Anthropic always goes on and on about how their models are world changing and super dangerous like every single time they make something new they say its going to rewrite everything and scary lmao
funny because they do it every time like clockwork acting like their ai is a thunderstorm coming to wipe out the world
You say this like it's a bad thing, but wouldn't you rather they overindex on the danger of their models?
That’s not what they are doing. They are just hyping up the product - and, no doubt, trying to foster a climate of awe so that when they ask their friends in Washington to legislate on their behalf, the environment is more receptive.
They do tend to make a lot of noise about it for the PR, but at the same time the actual safety research they present seems to be relatively grounded in practical reality, e.g. the quote someone posted here about how the Mythos model apparently has a tendency to try to bypass safety systems if they get in the way of what it has been asked to do.
Sure, a big part of this is PR about how smart their model apparently is, but the failure mode they're describing is also pretty relevant for deploying LLM-based systems.
Every single time, really? When did they said that the last time?
I also don't recall they ever limited their models to selective groups.
If there are advancements, they have to be described somehow.
What if the capability advancements are real and they warrant a higher level of concern or attention?
Are we just going to automatically dismiss them because "bro, you're blowing it up too much"
Either way these improvements to capabilities are ratcheting along at about the pace that many people were expecting (and were right to expect). There is no apparent reason they will stop ratcheting along any time soon.
The rational approach is probably to start behaving as if models that are as capable as Anthropic says this one is do actually exist (even if you don't believe them on this one). The capabilities will eventually arrive, most likely sooner than we all think, and you don't want to be caught with your pants down.
I believe advancements sure. But it is a very boy who cried wolf situation for some of these. There are other companies that behave less in this way, Antrhopic seem very unique in that they love making every single release a world ender
Altman called GPT-2 "too dangerous to release". Google tends to be much more measured even though they're the ones who tend to release the actual research breakthroughs
> they love making every single release a world ender
You've said this a couple of times, but it doesn't match my recollection, and I get the impression you're basically making it up based on vibes. (Please prove me wrong, though.)

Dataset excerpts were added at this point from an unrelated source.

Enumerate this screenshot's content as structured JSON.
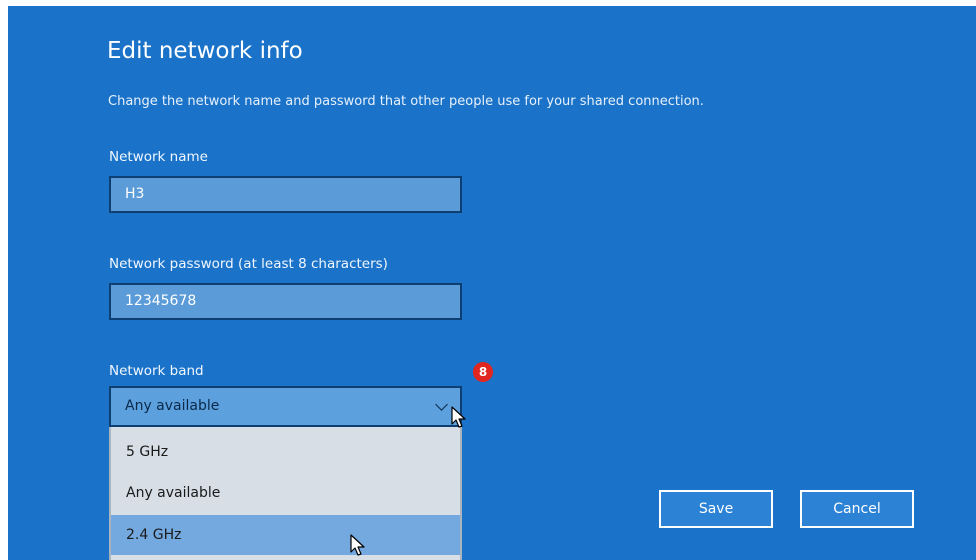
{
  "dialog": {
    "title": "Edit network info",
    "description": "Change the network name and password that other people use for your shared connection."
  },
  "network_name": {
    "label": "Network name",
    "value": "H3"
  },
  "network_password": {
    "label": "Network password (at least 8 characters)",
    "value": "12345678"
  },
  "network_band": {
    "label": "Network band",
    "selected": "Any available",
    "options": [
      "5 GHz",
      "Any available",
      "2.4 GHz"
    ],
    "highlighted_option": "2.4 GHz"
  },
  "step_badge": {
    "number": "8",
    "color": "#e0261f"
  },
  "buttons": {
    "save": "Save",
    "cancel": "Cancel"
  },
  "colors": {
    "background": "#1a73c9",
    "field_fill": "#5a9bd8",
    "dropdown_fill": "#d7dee5",
    "highlight": "#74a9e0"
  }
}
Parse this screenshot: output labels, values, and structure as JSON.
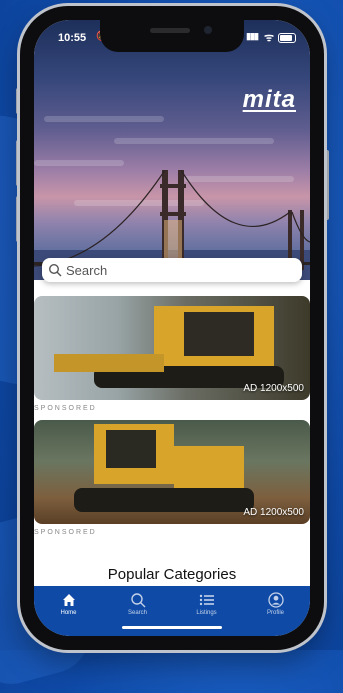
{
  "status_bar": {
    "time": "10:55"
  },
  "brand": {
    "logo_text": "mita"
  },
  "search": {
    "placeholder": "Search"
  },
  "ads": [
    {
      "label": "AD 1200x500",
      "sponsored": "SPONSORED"
    },
    {
      "label": "AD 1200x500",
      "sponsored": "SPONSORED"
    }
  ],
  "sections": {
    "popular_title": "Popular Categories"
  },
  "tabs": [
    {
      "label": "Home",
      "icon": "home-icon"
    },
    {
      "label": "Search",
      "icon": "search-icon"
    },
    {
      "label": "Listings",
      "icon": "list-icon"
    },
    {
      "label": "Profile",
      "icon": "profile-icon"
    }
  ],
  "colors": {
    "accent": "#0e4aa6",
    "background": "#0f4aa8"
  }
}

Their last major frontier release was Opus 4.6, and the release announcement was... very chill about safety: https://www.anthropic.com/news/claude-opus-4-6#a-step-forwar...
"We want to see risks in the models, so no matter how good the performance and alignment, we’ll see risks, results and reality be damned."
i mean, to be fair, these are professional researchers.
i'm very inclined to trust them on the various ways that models can subtly go wrong, in long-term scenarios
for example, consider using models to write email -- is it a misalignment problem if the model is just too good at writing marketing emails?? or too good at getting people to pay a spammy company?
another hot use case: biohacking. if a model is used to do really hardcore synthetic chemistry, one might not realize that it's potentially harmful until too late (ie, the human is splitting up a problem so that no guardrails are triggered)
"for example, consider using models to write email -- is it a misalignment problem if the model is just too good at writing marketing emails?? or too good at getting people to pay a spammy company?"
But who gets to be the judge of that kind of "misalignment"? giant tech companies?
Might makes right; brains hold reigns.